IN THIS ONE... Daleks with flamethrowers, Mavic Chen talks to a man made of seaweed, and the Doctor steals the taranium core that powers the time destructor.
REVIEW: We only have three episode of DMP on video, and the first gives us a taste of what we may be missing with the rest. While the plot is as SF matinee as Nation usually gets - if perhaps a bit more political - the acting and direction elevate the material greatly. And that's what mostly been lost along with the images. Just look at Kevin Stoney's performance as Mavic Chen. His expressions add a lot to the character, and small alien behaviors, like the way he holds his pencil and the strange language he writes in, break the dull culturelessness of most "future" episodes. It looks like Douglas Camfield might have had a lot to do with such details, as he appears to be a rather thoughtful director. Again, I refer you to the scene between Chen and Zephon, where they discuss their ambitions and Chen speaks from behind metal bars for a time, a man figuratively trapped by the "smallness" of his current domain (the Solar System) and wanting more. There are other such flourishes, like the energetic camera work when the Doctor uses the chaos of an intruder alert to steal Terry Nation's MacGuffin, the taranium core, or how each delegate exhibits movements and postures as alien as their appearances. It'd be silly if it weren't so fascinating.
The characters are mostly well served by the script. The Doctor is brave and gives Bret Vyon a good talking-to. Steven, an astronaut, admires the many ships at the conference. Bret Vyon needs to take the lead, but is nevertheless impressed by the Doctor and winds up a follower rather than a leader. Among the heroes, only Katarina seems off. I don't just mean her strange, archaic expressions, but even her delivery. Though I thought a companion from a primitive time had a lot of potential (Leela is one of my favorites, for example), if the character doesn't work, ultimately, it'll be because Adrienne Hill couldn't make it work.

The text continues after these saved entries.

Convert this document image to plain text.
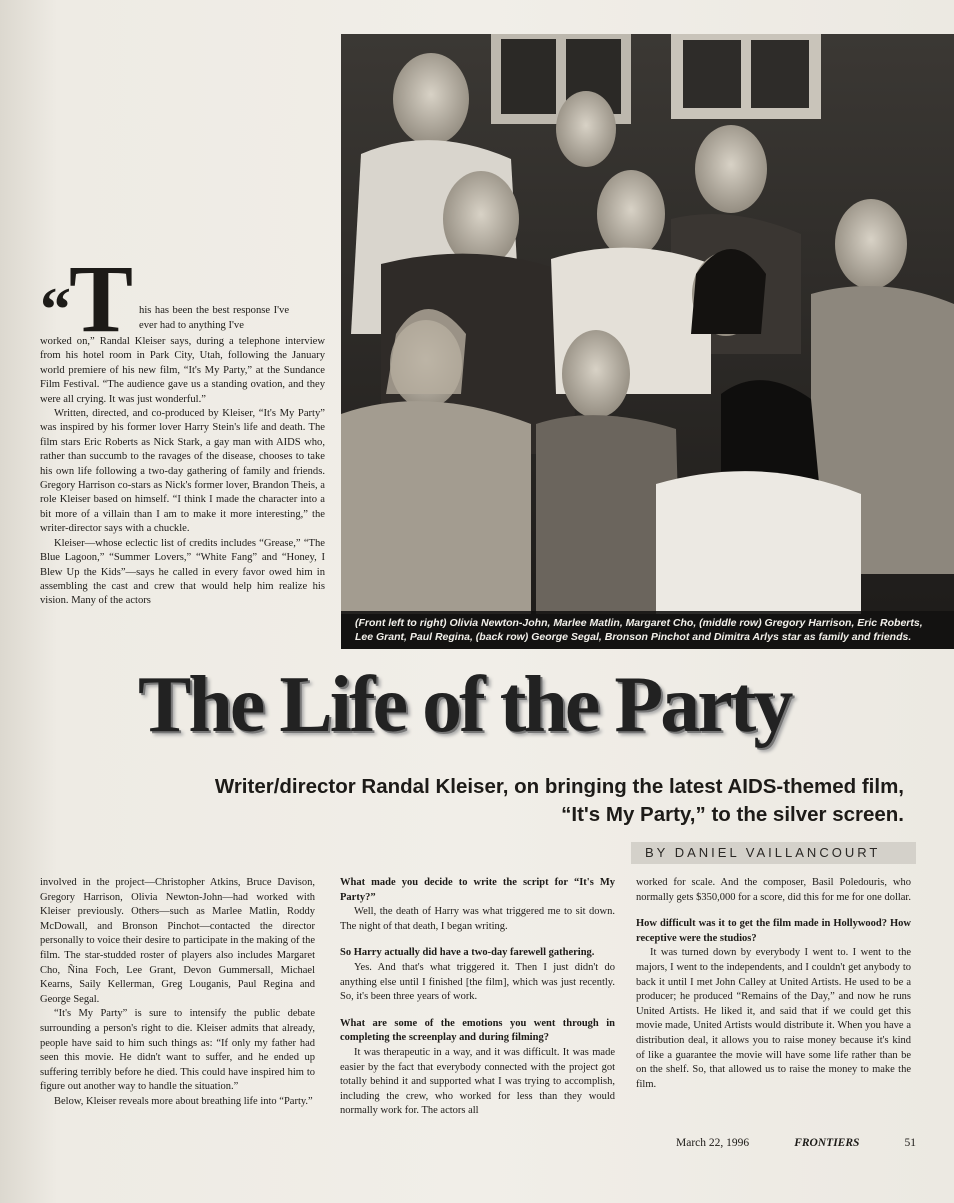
(Front left to right) Olivia Newton-John, Marlee Matlin, Margaret Cho, (middle row) Gregory Harrison, Eric Roberts,
Lee Grant, Paul Regina, (back row) George Segal, Bronson Pinchot and Dimitra Arlys star as family and friends.
“
T his has been the best response I've ever had to anything I've

worked on,” Randal Kleiser says, during a telephone interview from his hotel room in Park City, Utah, following the January world premiere of his new film, “It's My Party,” at the Sundance Film Festival. “The audience gave us a standing ovation, and they were all crying. It was just wonderful.”

Written, directed, and co-produced by Kleiser, “It's My Party” was inspired by his former lover Harry Stein's life and death. The film stars Eric Roberts as Nick Stark, a gay man with AIDS who, rather than succumb to the ravages of the disease, chooses to take his own life following a two-day gathering of family and friends. Gregory Harrison co-stars as Nick's former lover, Brandon Theis, a role Kleiser based on himself. “I think I made the character into a bit more of a villain than I am to make it more interesting,” the writer-director says with a chuckle.

Kleiser—whose eclectic list of credits includes “Grease,” “The Blue Lagoon,” “Summer Lovers,” “White Fang” and “Honey, I Blew Up the Kids”—says he called in every favor owed him in assembling the cast and crew that would help him realize his vision. Many of the actors

The Life of the Party
Writer/director Randal Kleiser, on bringing the latest AIDS-themed film,
“It's My Party,” to the silver screen.
BY DANIEL VAILLANCOURT

involved in the project—Christopher Atkins, Bruce Davison, Gregory Harrison, Olivia Newton-John—had worked with Kleiser previously. Others—such as Marlee Matlin, Roddy McDowall, and Bronson Pinchot—contacted the director personally to voice their desire to participate in the making of the film. The star-studded roster of players also includes Margaret Cho, Ñina Foch, Lee Grant, Devon Gummersall, Michael Kearns, Saily Kellerman, Greg Louganis, Paul Regina and George Segal.

“It's My Party” is sure to intensify the public debate surrounding a person's right to die. Kleiser admits that already, people have said to him such things as: “If only my father had seen this movie. He didn't want to suffer, and he ended up suffering terribly before he died. This could have inspired him to figure out another way to handle the situation.”

Below, Kleiser reveals more about breathing life into “Party.”

What made you decide to write the script for “It's My Party?”

Well, the death of Harry was what triggered me to sit down. The night of that death, I began writing.

So Harry actually did have a two-day farewell gathering.

Yes. And that's what triggered it. Then I just didn't do anything else until I finished [the film], which was just recently. So, it's been three years of work.

What are some of the emotions you went through in completing the screenplay and during filming?

It was therapeutic in a way, and it was difficult. It was made easier by the fact that everybody connected with the project got totally behind it and supported what I was trying to accomplish, including the crew, who worked for less than they would normally work for. The actors all

worked for scale. And the composer, Basil Poledouris, who normally gets $350,000 for a score, did this for me for one dollar.

How difficult was it to get the film made in Hollywood? How receptive were the studios?

It was turned down by everybody I went to. I went to the majors, I went to the independents, and I couldn't get anybody to back it until I met John Calley at United Artists. He used to be a producer; he produced “Remains of the Day,” and now he runs United Artists. He liked it, and said that if we could get this movie made, United Artists would distribute it. When you have a distribution deal, it allows you to raise money because it's kind of like a guarantee the movie will have some life rather than be on the shelf. So, that allowed us to raise the money to make the film.

March 22, 1996	FRONTIERS	51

On the villains' side, both Mavic Chen and Zephon believe themselves equal or better than the Daleks, but of course, the Daleks plan on betraying all the delegates once they're done with them (classic). Chen is so smooth and ironic, you get the sense he knows this and is playing a longer game, though this is likely hubris on yet another level. Zephon feels entitled, but the ol' pile of animated branches is a bit of a loser, going by the profile Chen draws of him.
The production values are good, with lots of different costumes and make-ups for the delegates, a moody jungle and miniature Dalek base, and coolest of all, Daleks with blowtorches burning down the forest to smoke the TARDISeers out. Pretty impressive.
REWATCHABILITY: Medium-High - Having the video helps this episode greatly, as we can see how nuanced it is compared to the previous episode. On audio alone, we have to focus too much on Nation's wooden dialog. Here, the contributions of the director and actors have more of an impact.